How do we reconcile the two things? In this way. I say that we must talk to ourselves instead of allowing ‘ourselves’ to talk to us! Do you realize what that means? I suggest that the main trouble in this whole matter of spiritual depression in a sense is this, that we allow our self to talk to us instead of talking to our self. Am I just trying to be deliberately paradoxical? Far from it. This is the very essence of wisdom in this matter. Have you realized that most of your unhappiness in life is due to the fact that you are listening to yourself instead of talking to yourself? Take those thoughts that come to you the moment you wake up in the morning. You have not originated them, but they start talking to you, they bring back the problems of yesterday, etc. Somebody is talking. Who is talking to you? Your self is talking to you. Now this man’s treatment was this; instead of allowing this self to talk to him, he starts talking to himself. ‘Why art thou cast down, O my soul?’ he asks. His soul had been depressing him, crushing him. So he stands up and says: ‘Self, listen for a moment, I will speak to you’. Do you know what I mean? If you do not, you have had but little experience.
The main art in the matter of spiritual living is to know how to handle yourself. You have to take yourself in hand, you have to address yourself, preach to yourself, question yourself. You must say to your soul: ‘Why art thou cast down’—what business have you to be disquieted? You must turn on yourself, upbraid yourself, condemn yourself, exhort yourself, and say to yourself: ‘Hope thou in God’—instead of muttering in this depressed, unhappy way. And then you must go on to remind yourself of God, Who God is, and what God is and what God has done, and what God has pledged Himself to do. Then having done that, end on this great note: defy yourself, and defy other people, and defy the devil and the whole world, and say with this man: ‘I shall yet praise Him for the help of His countenance, who is also the health of my countenance and my God’.

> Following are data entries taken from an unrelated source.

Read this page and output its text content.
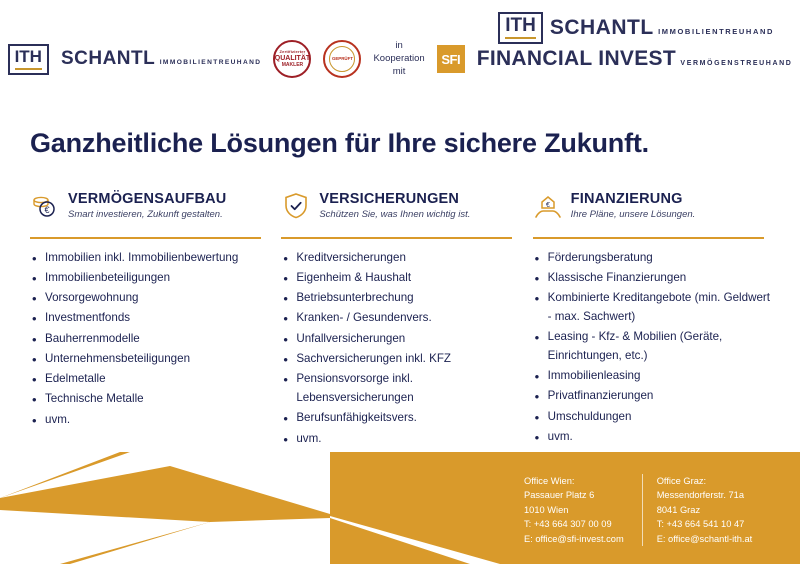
ITH SCHANTL IMMOBILIENTREUHAND
ITH	SCHANTL IMMOBILIENTREUHAND
Zertifizierter
QUALITÄT
MAKLER
GEPRÜFT
in
Kooperation
mit
SFI FINANCIAL INVEST VERMÖGENSTREUHAND
Ganzheitliche Lösungen für Ihre sichere Zukunft.
€
VERMÖGENSAUFBAU
Smart investieren, Zukunft gestalten.
• Immobilien inkl. Immobilienbewertung
• Immobilienbeteiligungen
• Vorsorgewohnung
• Investmentfonds
• Bauherrenmodelle
• Unternehmensbeteiligungen
• Edelmetalle
• Technische Metalle
• uvm.
VERSICHERUNGEN
Schützen Sie, was Ihnen wichtig ist.
• Kreditversicherungen
• Eigenheim & Haushalt
• Betriebsunterbrechung
• Kranken- / Gesundenvers.
• Unfallversicherungen
• Sachversicherungen inkl. KFZ
• Pensionsvorsorge inkl. Lebensversicherungen
• Berufsunfähigkeitsvers.
• uvm.
€ FINANZIERUNG
Ihre Pläne, unsere Lösungen.
• Förderungsberatung
• Klassische Finanzierungen
• Kombinierte Kreditangebote (min. Geldwert - max. Sachwert)
• Leasing - Kfz- & Mobilien (Geräte, Einrichtungen, etc.)
• Immobilienleasing
• Privatfinanzierungen
• Umschuldungen
• uvm.
Office Wien:
Passauer Platz 6
1010 Wien
T: +43 664 307 00 09
E: office@sfi-invest.com
Office Graz:
Messendorferstr. 71a
8041 Graz
T: +43 664 541 10 47
E: office@schantl-ith.at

That is the essence of the treatment in a nutshell. As we proceed with our consideration of this subject we can but elaborate that. The essence of this matter is to understand that this self of ours, this other man within us, has got to be handled. Do not listen to him; turn on him; speak to him; condemn him; upbraid him; exhort him; encourage him; remind him of what you know, instead of listening placidly to him and allowing him to drag you down and depress you. For that is what he will always do if you allow him to be in control. The devil takes hold of self and uses it in order to depress us. We must stand up as this man did and say: ‘Why art thou cast down? Why art thou disquieted within me?’ Stop being so! ‘Hope thou in God, for I shall yet praise Him for the help of His countenance,’ He, ‘who is the health of my countenance and my God.’